I prefer to follow Descartes’s line of thinking, secondly, because human mental life cannot be solely devoted to reason. The fact that, since 1500, we have developed into a society in which millions of people are able to impose on themselves a form of behaviour in which agreeing to a lockdown is by and large self-evident, is a fact that would certainly have surprised Erasmus. Yet we have been able to accomplish this cultural transformation only by not becoming the merely spiritualized angels envisioned by classical and Christian philosophers. Instead of allowing reason to flourish at the expense of our cursed passions, we have meanwhile become accustomed to a concept of reasonability that not only includes individual traits and personal preferences in our concept of well-being, but according to which our dedication to our ‘passions’ has even become a benchmark for personal development. This is how we have come closer to knowing ourselves than Erasmus ever came. A lockdown will not succeed solely on the basis of self-control and discipline, but precisely because we know what we love most. In television items on our way of handing the crisis and in public statements by Presidents and Kings, we allow ourselves not just to be disciplined, but also to be recognised as the committed, empathic and emotionally involved citizens we ourselves like to be.
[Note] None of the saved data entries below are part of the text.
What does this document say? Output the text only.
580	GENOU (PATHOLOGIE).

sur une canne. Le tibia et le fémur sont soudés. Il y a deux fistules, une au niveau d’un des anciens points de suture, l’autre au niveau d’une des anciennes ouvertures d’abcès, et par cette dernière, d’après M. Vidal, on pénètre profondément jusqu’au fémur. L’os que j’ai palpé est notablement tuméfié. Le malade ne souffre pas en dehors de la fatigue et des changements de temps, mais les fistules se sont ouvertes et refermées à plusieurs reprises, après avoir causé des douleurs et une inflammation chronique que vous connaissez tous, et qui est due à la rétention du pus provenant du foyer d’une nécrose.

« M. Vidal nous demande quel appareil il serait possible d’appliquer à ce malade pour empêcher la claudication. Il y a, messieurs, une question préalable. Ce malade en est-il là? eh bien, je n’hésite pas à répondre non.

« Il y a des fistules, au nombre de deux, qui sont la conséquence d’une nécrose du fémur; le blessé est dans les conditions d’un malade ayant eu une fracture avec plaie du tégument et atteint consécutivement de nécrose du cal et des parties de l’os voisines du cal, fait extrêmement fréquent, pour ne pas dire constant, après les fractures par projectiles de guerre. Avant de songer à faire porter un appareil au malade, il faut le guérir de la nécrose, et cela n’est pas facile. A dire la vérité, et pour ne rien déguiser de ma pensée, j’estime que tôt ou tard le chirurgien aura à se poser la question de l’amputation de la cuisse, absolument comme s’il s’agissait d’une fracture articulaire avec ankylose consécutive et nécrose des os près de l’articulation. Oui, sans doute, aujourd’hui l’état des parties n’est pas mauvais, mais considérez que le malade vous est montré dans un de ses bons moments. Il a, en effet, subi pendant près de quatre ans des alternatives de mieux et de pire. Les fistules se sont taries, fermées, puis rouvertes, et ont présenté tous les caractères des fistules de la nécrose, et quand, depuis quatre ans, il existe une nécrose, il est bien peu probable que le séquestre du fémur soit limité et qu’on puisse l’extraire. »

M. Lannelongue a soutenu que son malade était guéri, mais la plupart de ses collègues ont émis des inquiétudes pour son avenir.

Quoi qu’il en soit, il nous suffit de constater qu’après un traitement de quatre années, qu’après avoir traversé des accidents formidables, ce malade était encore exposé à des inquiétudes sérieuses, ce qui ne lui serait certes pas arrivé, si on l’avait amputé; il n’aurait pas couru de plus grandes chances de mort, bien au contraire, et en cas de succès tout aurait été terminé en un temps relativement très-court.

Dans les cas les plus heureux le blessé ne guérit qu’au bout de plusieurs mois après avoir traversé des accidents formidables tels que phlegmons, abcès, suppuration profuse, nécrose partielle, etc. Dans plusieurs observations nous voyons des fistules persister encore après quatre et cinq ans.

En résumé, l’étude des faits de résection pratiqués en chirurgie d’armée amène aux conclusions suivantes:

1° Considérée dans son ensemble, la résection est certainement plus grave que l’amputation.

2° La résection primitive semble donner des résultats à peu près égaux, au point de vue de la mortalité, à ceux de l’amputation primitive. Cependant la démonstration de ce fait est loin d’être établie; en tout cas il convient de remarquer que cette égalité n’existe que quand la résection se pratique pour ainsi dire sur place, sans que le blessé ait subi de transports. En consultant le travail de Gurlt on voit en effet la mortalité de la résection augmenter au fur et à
Finally, what our lockdown brings me to Descartes rather than Erasmus, is the idea that civilization does not have to go hand in hand with the exorcism of the body. The classical opposition made explicit in all cultures and religions (as well as in Western philosophy before and after Descartes) between the reasonable and the physical is one of the most unreasonable ideas I know. Descartes’s turn to the notion of conscious, embodied experience is much more in line with what I, for one, crave for in times of Corona: Space separates bodies, not minds – that may well be true; but what of it? What does it bring me, here, Zooming along alone with my laptop? If only I could walk through Rotterdam Centraal again!